Com esse resultado, o CNA terá de escolher um caminho para continuar governando: uma aliança com a AD, o que daria uma feição moderada e pró-mercado ao governo, ou fazer o movimento oposto, coligando-se com um dos partidos populistas de esquerda, o que deve descredibilizar o país, visto que tanto o MK quanto o CLE defendem a estatização de boa parte dos serviços e do setor de mineração, importante para a economia.

Qualquer um desses cenários terá o efeito de um terremoto político, com repercussões em toda a África. Não é comum, afinal, um partido de libertação nacional ser rechaçado dessa forma pelos eleitores no continente e o CNA, além de carregar o imenso legado de Mandela, é descendente de um dos mais antigos movimentos anticoloniais da África.

Ainda existe a possibilidade de que o presidente da África do Sul, Cyril Ramaphosa, permaneça no poder, mas o resultado eleitoral decepcionante pode forçar o líder a renunciar.

“Os sul-africanos esperam agora que os partidos possam se entender, resolver suas diferenças e agir em conjunto para o bem de todos. Foi isso que a população disse nas urnas”, afirmou Ramaphosa depois que os resultados oficiais foram anunciados. Ele chamou o pleito de “uma vitória da nossa democracia”, e disse que “é hora de colocar a África do Sul em primeiro lugar”.

Os partidos do país têm duas semanas até a posse do novo Parlamento para entrar em um acordo e formar uma coalizão escolher o presidente que, ainda que não seja Ramaphosa, provavelmente será um nome do CNA, visto que o partido ainda é o maior no Legislativo.
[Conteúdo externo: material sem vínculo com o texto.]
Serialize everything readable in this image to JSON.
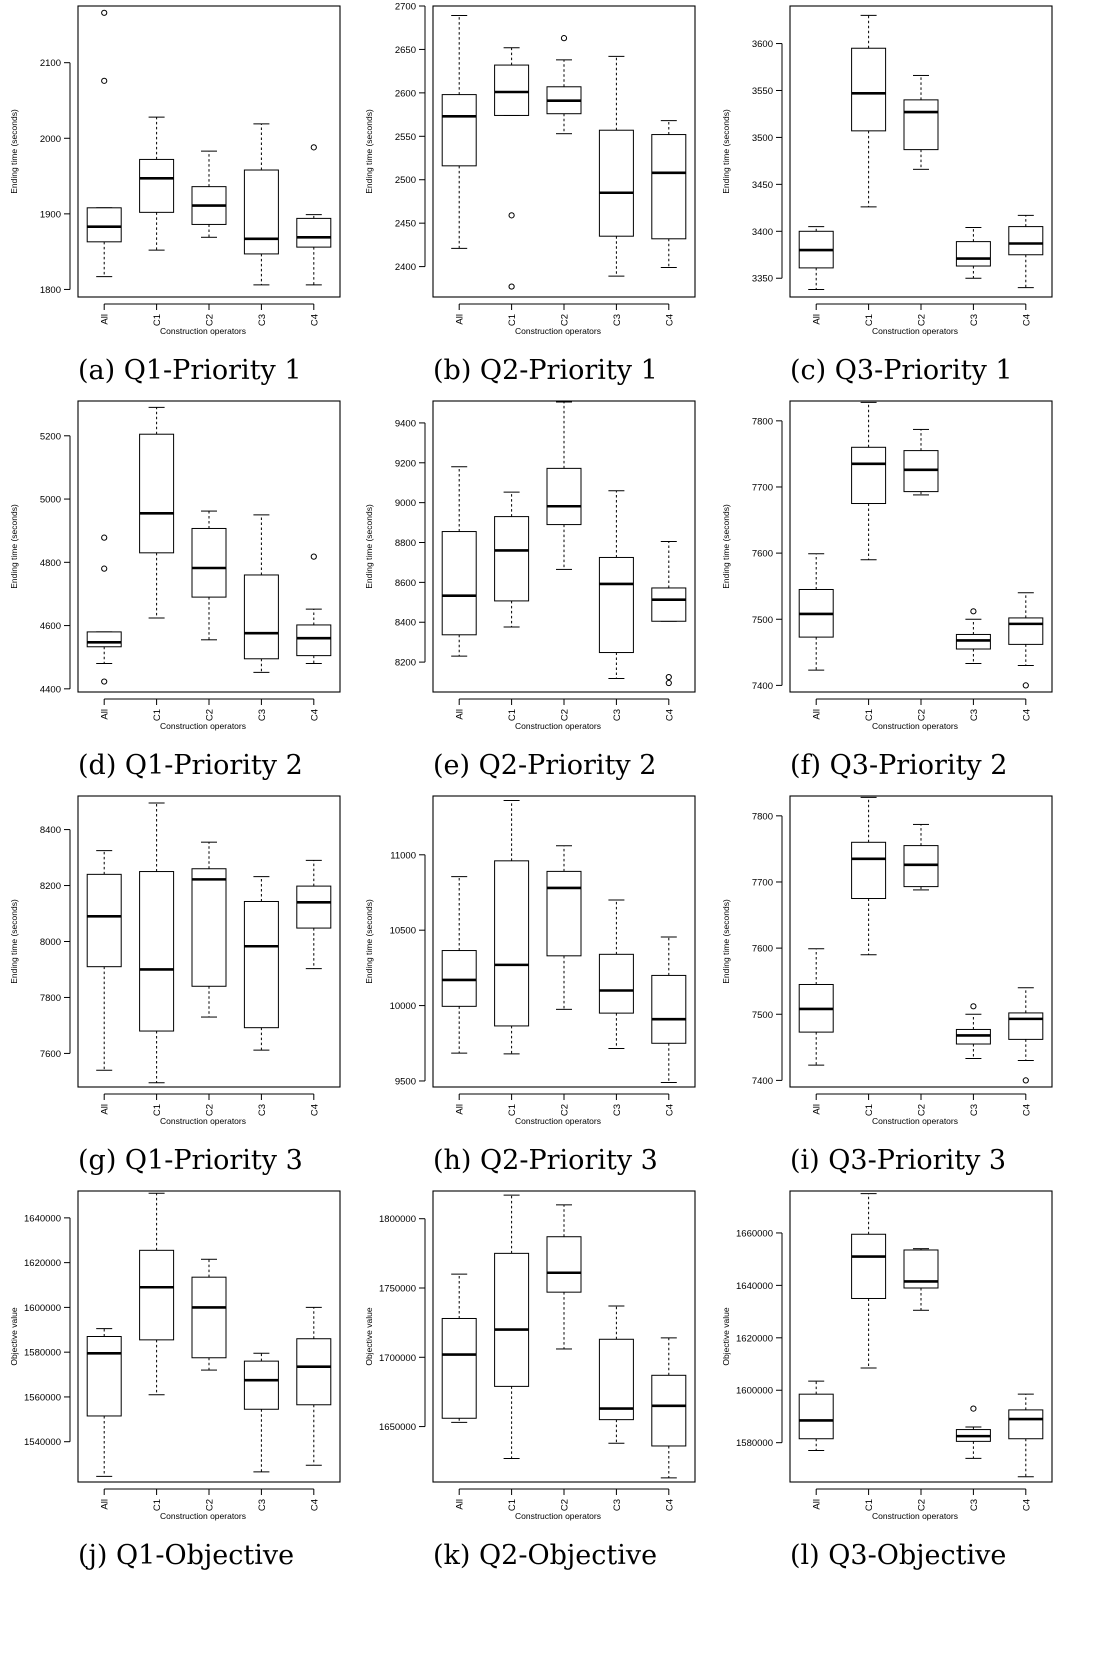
{
  "figure": {
    "panels": [
      {
        "id": "a",
        "caption": "(a) Q1-Priority 1"
      },
      {
        "id": "b",
        "caption": "(b) Q2-Priority 1"
      },
      {
        "id": "c",
        "caption": "(c) Q3-Priority 1"
      },
      {
        "id": "d",
        "caption": "(d) Q1-Priority 2"
      },
      {
        "id": "e",
        "caption": "(e) Q2-Priority 2"
      },
      {
        "id": "f",
        "caption": "(f) Q3-Priority 2"
      },
      {
        "id": "g",
        "caption": "(g) Q1-Priority 3"
      },
      {
        "id": "h",
        "caption": "(h) Q2-Priority 3"
      },
      {
        "id": "i",
        "caption": "(i) Q3-Priority 3"
      },
      {
        "id": "j",
        "caption": "(j) Q1-Objective"
      },
      {
        "id": "k",
        "caption": "(k) Q2-Objective"
      },
      {
        "id": "l",
        "caption": "(l) Q3-Objective"
      }
    ]
  },
  "chart_data": [
    {
      "type": "box",
      "ylabel": "Ending time (seconds)",
      "xlabel": "Construction operators",
      "categories": [
        "All",
        "C1",
        "C2",
        "C3",
        "C4"
      ],
      "ylim": [
        1790,
        2175
      ],
      "yticks": [
        1800,
        1900,
        2000,
        2100
      ],
      "boxes": [
        {
          "whislo": 1817,
          "q1": 1863,
          "med": 1883,
          "q3": 1908,
          "whishi": 1908,
          "fliers": [
            2076,
            2166
          ]
        },
        {
          "whislo": 1852,
          "q1": 1902,
          "med": 1947,
          "q3": 1972,
          "whishi": 2028,
          "fliers": []
        },
        {
          "whislo": 1869,
          "q1": 1886,
          "med": 1911,
          "q3": 1936,
          "whishi": 1983,
          "fliers": []
        },
        {
          "whislo": 1806,
          "q1": 1847,
          "med": 1867,
          "q3": 1958,
          "whishi": 2019,
          "fliers": []
        },
        {
          "whislo": 1806,
          "q1": 1856,
          "med": 1869,
          "q3": 1894,
          "whishi": 1899,
          "fliers": [
            1988
          ]
        }
      ]
    },
    {
      "type": "box",
      "ylabel": "Ending time (seconds)",
      "xlabel": "Construction operators",
      "categories": [
        "All",
        "C1",
        "C2",
        "C3",
        "C4"
      ],
      "ylim": [
        2365,
        2700
      ],
      "yticks": [
        2400,
        2450,
        2500,
        2550,
        2600,
        2650,
        2700
      ],
      "boxes": [
        {
          "whislo": 2421,
          "q1": 2516,
          "med": 2573,
          "q3": 2598,
          "whishi": 2689,
          "fliers": []
        },
        {
          "whislo": 2574,
          "q1": 2574,
          "med": 2601,
          "q3": 2632,
          "whishi": 2652,
          "fliers": [
            2459,
            2377
          ]
        },
        {
          "whislo": 2553,
          "q1": 2576,
          "med": 2591,
          "q3": 2607,
          "whishi": 2638,
          "fliers": [
            2663
          ]
        },
        {
          "whislo": 2389,
          "q1": 2435,
          "med": 2485,
          "q3": 2557,
          "whishi": 2642,
          "fliers": []
        },
        {
          "whislo": 2399,
          "q1": 2432,
          "med": 2508,
          "q3": 2552,
          "whishi": 2568,
          "fliers": []
        }
      ]
    },
    {
      "type": "box",
      "ylabel": "Ending time (seconds)",
      "xlabel": "Construction operators",
      "categories": [
        "All",
        "C1",
        "C2",
        "C3",
        "C4"
      ],
      "ylim": [
        3330,
        3640
      ],
      "yticks": [
        3350,
        3400,
        3450,
        3500,
        3550,
        3600
      ],
      "boxes": [
        {
          "whislo": 3338,
          "q1": 3361,
          "med": 3380,
          "q3": 3400,
          "whishi": 3405,
          "fliers": []
        },
        {
          "whislo": 3426,
          "q1": 3507,
          "med": 3547,
          "q3": 3595,
          "whishi": 3630,
          "fliers": []
        },
        {
          "whislo": 3466,
          "q1": 3487,
          "med": 3527,
          "q3": 3540,
          "whishi": 3566,
          "fliers": []
        },
        {
          "whislo": 3350,
          "q1": 3363,
          "med": 3371,
          "q3": 3389,
          "whishi": 3404,
          "fliers": []
        },
        {
          "whislo": 3340,
          "q1": 3375,
          "med": 3387,
          "q3": 3405,
          "whishi": 3417,
          "fliers": []
        }
      ]
    },
    {
      "type": "box",
      "ylabel": "Ending time (seconds)",
      "xlabel": "Construction operators",
      "categories": [
        "All",
        "C1",
        "C2",
        "C3",
        "C4"
      ],
      "ylim": [
        4390,
        5310
      ],
      "yticks": [
        4400,
        4600,
        4800,
        5000,
        5200
      ],
      "boxes": [
        {
          "whislo": 4480,
          "q1": 4533,
          "med": 4547,
          "q3": 4580,
          "whishi": 4580,
          "fliers": [
            4878,
            4780,
            4423
          ]
        },
        {
          "whislo": 4624,
          "q1": 4830,
          "med": 4955,
          "q3": 5205,
          "whishi": 5290,
          "fliers": []
        },
        {
          "whislo": 4555,
          "q1": 4690,
          "med": 4782,
          "q3": 4907,
          "whishi": 4962,
          "fliers": []
        },
        {
          "whislo": 4452,
          "q1": 4495,
          "med": 4576,
          "q3": 4760,
          "whishi": 4950,
          "fliers": []
        },
        {
          "whislo": 4480,
          "q1": 4505,
          "med": 4560,
          "q3": 4602,
          "whishi": 4652,
          "fliers": [
            4818
          ]
        }
      ]
    },
    {
      "type": "box",
      "ylabel": "Ending time (seconds)",
      "xlabel": "Construction operators",
      "categories": [
        "All",
        "C1",
        "C2",
        "C3",
        "C4"
      ],
      "ylim": [
        8050,
        9510
      ],
      "yticks": [
        8200,
        8400,
        8600,
        8800,
        9000,
        9200,
        9400
      ],
      "boxes": [
        {
          "whislo": 8230,
          "q1": 8337,
          "med": 8533,
          "q3": 8855,
          "whishi": 9180,
          "fliers": []
        },
        {
          "whislo": 8376,
          "q1": 8507,
          "med": 8760,
          "q3": 8930,
          "whishi": 9053,
          "fliers": []
        },
        {
          "whislo": 8665,
          "q1": 8890,
          "med": 8982,
          "q3": 9172,
          "whishi": 9505,
          "fliers": []
        },
        {
          "whislo": 8118,
          "q1": 8248,
          "med": 8592,
          "q3": 8725,
          "whishi": 9060,
          "fliers": []
        },
        {
          "whislo": 8405,
          "q1": 8405,
          "med": 8513,
          "q3": 8572,
          "whishi": 8805,
          "fliers": [
            8125,
            8095
          ]
        }
      ]
    },
    {
      "type": "box",
      "ylabel": "Ending time (seconds)",
      "xlabel": "Construction operators",
      "categories": [
        "All",
        "C1",
        "C2",
        "C3",
        "C4"
      ],
      "ylim": [
        7390,
        7830
      ],
      "yticks": [
        7400,
        7500,
        7600,
        7700,
        7800
      ],
      "boxes": [
        {
          "whislo": 7423,
          "q1": 7473,
          "med": 7508,
          "q3": 7545,
          "whishi": 7599,
          "fliers": []
        },
        {
          "whislo": 7590,
          "q1": 7675,
          "med": 7735,
          "q3": 7760,
          "whishi": 7828,
          "fliers": []
        },
        {
          "whislo": 7688,
          "q1": 7693,
          "med": 7726,
          "q3": 7755,
          "whishi": 7787,
          "fliers": []
        },
        {
          "whislo": 7433,
          "q1": 7455,
          "med": 7468,
          "q3": 7477,
          "whishi": 7500,
          "fliers": [
            7512
          ]
        },
        {
          "whislo": 7430,
          "q1": 7462,
          "med": 7493,
          "q3": 7502,
          "whishi": 7540,
          "fliers": [
            7400
          ]
        }
      ]
    },
    {
      "type": "box",
      "ylabel": "Ending time (seconds)",
      "xlabel": "Construction operators",
      "categories": [
        "All",
        "C1",
        "C2",
        "C3",
        "C4"
      ],
      "ylim": [
        7480,
        8520
      ],
      "yticks": [
        7600,
        7800,
        8000,
        8200,
        8400
      ],
      "boxes": [
        {
          "whislo": 7540,
          "q1": 7910,
          "med": 8090,
          "q3": 8240,
          "whishi": 8325,
          "fliers": []
        },
        {
          "whislo": 7495,
          "q1": 7680,
          "med": 7900,
          "q3": 8250,
          "whishi": 8495,
          "fliers": []
        },
        {
          "whislo": 7730,
          "q1": 7840,
          "med": 8222,
          "q3": 8260,
          "whishi": 8355,
          "fliers": []
        },
        {
          "whislo": 7612,
          "q1": 7692,
          "med": 7983,
          "q3": 8143,
          "whishi": 8232,
          "fliers": []
        },
        {
          "whislo": 7903,
          "q1": 8048,
          "med": 8140,
          "q3": 8198,
          "whishi": 8290,
          "fliers": []
        }
      ]
    },
    {
      "type": "box",
      "ylabel": "Ending time (seconds)",
      "xlabel": "Construction operators",
      "categories": [
        "All",
        "C1",
        "C2",
        "C3",
        "C4"
      ],
      "ylim": [
        9460,
        11390
      ],
      "yticks": [
        9500,
        10000,
        10500,
        11000
      ],
      "boxes": [
        {
          "whislo": 9685,
          "q1": 9995,
          "med": 10170,
          "q3": 10365,
          "whishi": 10855,
          "fliers": []
        },
        {
          "whislo": 9680,
          "q1": 9865,
          "med": 10270,
          "q3": 10960,
          "whishi": 11360,
          "fliers": []
        },
        {
          "whislo": 9975,
          "q1": 10330,
          "med": 10780,
          "q3": 10890,
          "whishi": 11060,
          "fliers": []
        },
        {
          "whislo": 9715,
          "q1": 9950,
          "med": 10100,
          "q3": 10340,
          "whishi": 10700,
          "fliers": []
        },
        {
          "whislo": 9490,
          "q1": 9750,
          "med": 9910,
          "q3": 10200,
          "whishi": 10455,
          "fliers": []
        }
      ]
    },
    {
      "type": "box",
      "ylabel": "Ending time (seconds)",
      "xlabel": "Construction operators",
      "categories": [
        "All",
        "C1",
        "C2",
        "C3",
        "C4"
      ],
      "ylim": [
        7390,
        7830
      ],
      "yticks": [
        7400,
        7500,
        7600,
        7700,
        7800
      ],
      "boxes": [
        {
          "whislo": 7423,
          "q1": 7473,
          "med": 7508,
          "q3": 7545,
          "whishi": 7599,
          "fliers": []
        },
        {
          "whislo": 7590,
          "q1": 7675,
          "med": 7735,
          "q3": 7760,
          "whishi": 7828,
          "fliers": []
        },
        {
          "whislo": 7688,
          "q1": 7693,
          "med": 7726,
          "q3": 7755,
          "whishi": 7787,
          "fliers": []
        },
        {
          "whislo": 7433,
          "q1": 7455,
          "med": 7468,
          "q3": 7477,
          "whishi": 7500,
          "fliers": [
            7512
          ]
        },
        {
          "whislo": 7430,
          "q1": 7462,
          "med": 7493,
          "q3": 7502,
          "whishi": 7540,
          "fliers": [
            7400
          ]
        }
      ]
    },
    {
      "type": "box",
      "ylabel": "Objective value",
      "xlabel": "Construction operators",
      "categories": [
        "All",
        "C1",
        "C2",
        "C3",
        "C4"
      ],
      "ylim": [
        1522000,
        1652000
      ],
      "yticks": [
        1540000,
        1560000,
        1580000,
        1600000,
        1620000,
        1640000
      ],
      "boxes": [
        {
          "whislo": 1524500,
          "q1": 1551500,
          "med": 1579500,
          "q3": 1587000,
          "whishi": 1590500,
          "fliers": []
        },
        {
          "whislo": 1561000,
          "q1": 1585500,
          "med": 1609000,
          "q3": 1625500,
          "whishi": 1651000,
          "fliers": []
        },
        {
          "whislo": 1572000,
          "q1": 1577500,
          "med": 1600000,
          "q3": 1613500,
          "whishi": 1621500,
          "fliers": []
        },
        {
          "whislo": 1526500,
          "q1": 1554500,
          "med": 1567500,
          "q3": 1576000,
          "whishi": 1579500,
          "fliers": []
        },
        {
          "whislo": 1529500,
          "q1": 1556500,
          "med": 1573500,
          "q3": 1586000,
          "whishi": 1600000,
          "fliers": []
        }
      ]
    },
    {
      "type": "box",
      "ylabel": "Objective value",
      "xlabel": "Construction operators",
      "categories": [
        "All",
        "C1",
        "C2",
        "C3",
        "C4"
      ],
      "ylim": [
        1610000,
        1820000
      ],
      "yticks": [
        1650000,
        1700000,
        1750000,
        1800000
      ],
      "boxes": [
        {
          "whislo": 1653000,
          "q1": 1656000,
          "med": 1702000,
          "q3": 1728000,
          "whishi": 1760000,
          "fliers": []
        },
        {
          "whislo": 1627000,
          "q1": 1679000,
          "med": 1720000,
          "q3": 1775000,
          "whishi": 1817000,
          "fliers": []
        },
        {
          "whislo": 1706000,
          "q1": 1747000,
          "med": 1761000,
          "q3": 1787000,
          "whishi": 1810000,
          "fliers": []
        },
        {
          "whislo": 1638000,
          "q1": 1655000,
          "med": 1663000,
          "q3": 1713000,
          "whishi": 1737000,
          "fliers": []
        },
        {
          "whislo": 1613000,
          "q1": 1636000,
          "med": 1665000,
          "q3": 1687000,
          "whishi": 1714000,
          "fliers": []
        }
      ]
    },
    {
      "type": "box",
      "ylabel": "Objective value",
      "xlabel": "Construction operators",
      "categories": [
        "All",
        "C1",
        "C2",
        "C3",
        "C4"
      ],
      "ylim": [
        1565000,
        1676000
      ],
      "yticks": [
        1580000,
        1600000,
        1620000,
        1640000,
        1660000
      ],
      "boxes": [
        {
          "whislo": 1577000,
          "q1": 1581500,
          "med": 1588500,
          "q3": 1598500,
          "whishi": 1603500,
          "fliers": []
        },
        {
          "whislo": 1608500,
          "q1": 1635000,
          "med": 1651000,
          "q3": 1659500,
          "whishi": 1675000,
          "fliers": []
        },
        {
          "whislo": 1630500,
          "q1": 1639000,
          "med": 1641500,
          "q3": 1653500,
          "whishi": 1654000,
          "fliers": []
        },
        {
          "whislo": 1574000,
          "q1": 1580500,
          "med": 1582500,
          "q3": 1585000,
          "whishi": 1586000,
          "fliers": [
            1593000
          ]
        },
        {
          "whislo": 1567000,
          "q1": 1581500,
          "med": 1589000,
          "q3": 1592500,
          "whishi": 1598500,
          "fliers": []
        }
      ]
    }
  ]
}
A liderança da sigla afirmou no domingo que está disposta a conversar com todos os partidos para negociar uma coalizão.

Autoridades do CNA disseram que o resultado das eleições foi duro e que não havia nada a se comemorar. O secretário-geral do CNA, Fikile Mbalula, afirmou que não aceitará pressão para a renúncia de Ramaphosa.

“Sim, nós cometemos erros, ao governar e em outras áreas também, mas estamos comprometidos em formar um governo que seja estável e eficiente”. A liderança da sigla vai se reunir na próxima terça-feira (4) para discutir os próximos passos.
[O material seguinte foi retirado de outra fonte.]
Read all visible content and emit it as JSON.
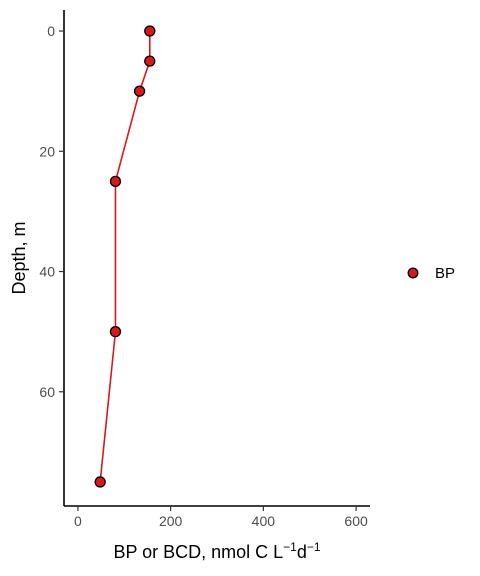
{
  "chart_data": {
    "type": "line",
    "title": "",
    "xlabel": {
      "main": "BP or BCD, nmol C L",
      "sup1": "−1",
      "mid": "d",
      "sup2": "−1"
    },
    "ylabel": "Depth, m",
    "xlim": [
      -30,
      630
    ],
    "ylim": [
      -3.5,
      79
    ],
    "y_reversed": true,
    "grid": false,
    "legend_position": "right",
    "x_ticks": [
      0,
      200,
      400,
      600
    ],
    "x_tick_labels": [
      "0",
      "200",
      "400",
      "600"
    ],
    "y_ticks": [
      0,
      20,
      40,
      60
    ],
    "y_tick_labels": [
      "0",
      "20",
      "40",
      "60"
    ],
    "series": [
      {
        "name": "BP",
        "color": "#d7191c",
        "points": [
          {
            "x": 155,
            "depth": 0
          },
          {
            "x": 155,
            "depth": 5
          },
          {
            "x": 133,
            "depth": 10
          },
          {
            "x": 81,
            "depth": 25
          },
          {
            "x": 81,
            "depth": 50
          },
          {
            "x": 48,
            "depth": 75
          }
        ]
      }
    ]
  }
}
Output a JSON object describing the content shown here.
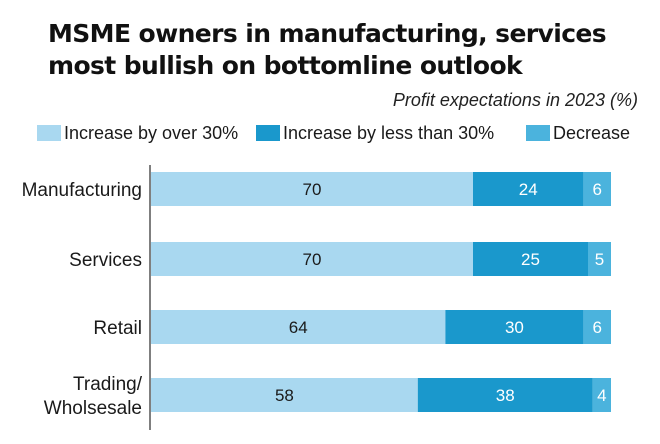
{
  "chart_data": {
    "type": "bar",
    "orientation": "horizontal",
    "stacked": true,
    "title": [
      "MSME owners in manufacturing, services",
      "most bullish on bottomline outlook"
    ],
    "subtitle": "Profit expectations in 2023 (%)",
    "categories": [
      "Manufacturing",
      "Services",
      "Retail",
      "Trading/\nWholsesale"
    ],
    "series": [
      {
        "name": "Increase by over 30%",
        "values": [
          70,
          70,
          64,
          58
        ],
        "color": "#a9d8f0",
        "label_color": "#1a1a1a"
      },
      {
        "name": "Increase by less than 30%",
        "values": [
          24,
          25,
          30,
          38
        ],
        "color": "#1a98cc",
        "label_color": "#ffffff"
      },
      {
        "name": "Decrease",
        "values": [
          6,
          5,
          6,
          4
        ],
        "color": "#4bb3dd",
        "label_color": "#ffffff"
      }
    ],
    "xlim": [
      0,
      100
    ],
    "grid": false,
    "legend": "top"
  }
}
A principal central sindical do país também demonstrou apoio à permanência de Ramaphosa na presidência. “O mais importante é que a coalizão seja liderada pelo CNA e por Ramaphosa”, disse um porta-voz do Cosatu (Congresso Sul-Africano de Sindicatos).
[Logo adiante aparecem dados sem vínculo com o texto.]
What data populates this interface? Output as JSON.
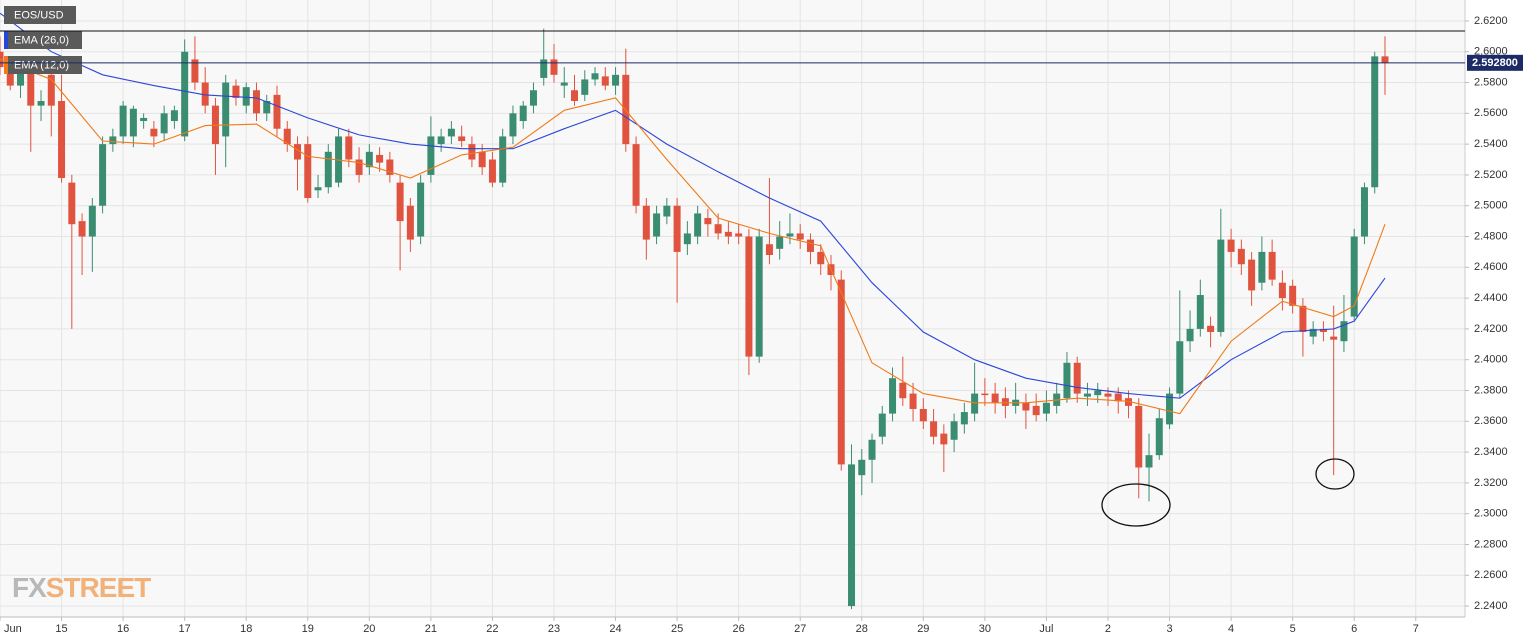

O líder do principal partido de oposição, John Steenhuisen, da AD, confirmou no domingo que seu principal objetivo será impedir uma coalizão do CNA com os partidos de esquerda MK e CLE um cenário que Steenhuisen chamou de “apocalipse”.

“Enfiar a cabeça em um buraco enquanto a África do Sul enfrenta a sua maior ameaça desde a redemocratização não é uma opção para nós da AD”, afirmou.

Steenhuisen, que é membro da minoria branca do país, fez uma campanha baseada na ideia de recuperar a eficiência do governo sul-africano. No último comício antes da votação, em Joanesburgo, chegou a arriscar algumas palavras em idiomas africanos para passar uma mensagem de meritocracia.

“Nosso partido não é apenas ‘khuluma, khuluma e khuluma’ [falar, falar e falar], nosso partido entrega, entrega e entrega”, discursou Steenhuisen (pronuncia-se “stenrêisen”), usando uma palavra na língua zulu. A AD é acusada por opositores, especialmente por membros do CNA, de ser um partido que representa apenas os brancos, cerca de 9% da população sul-africana.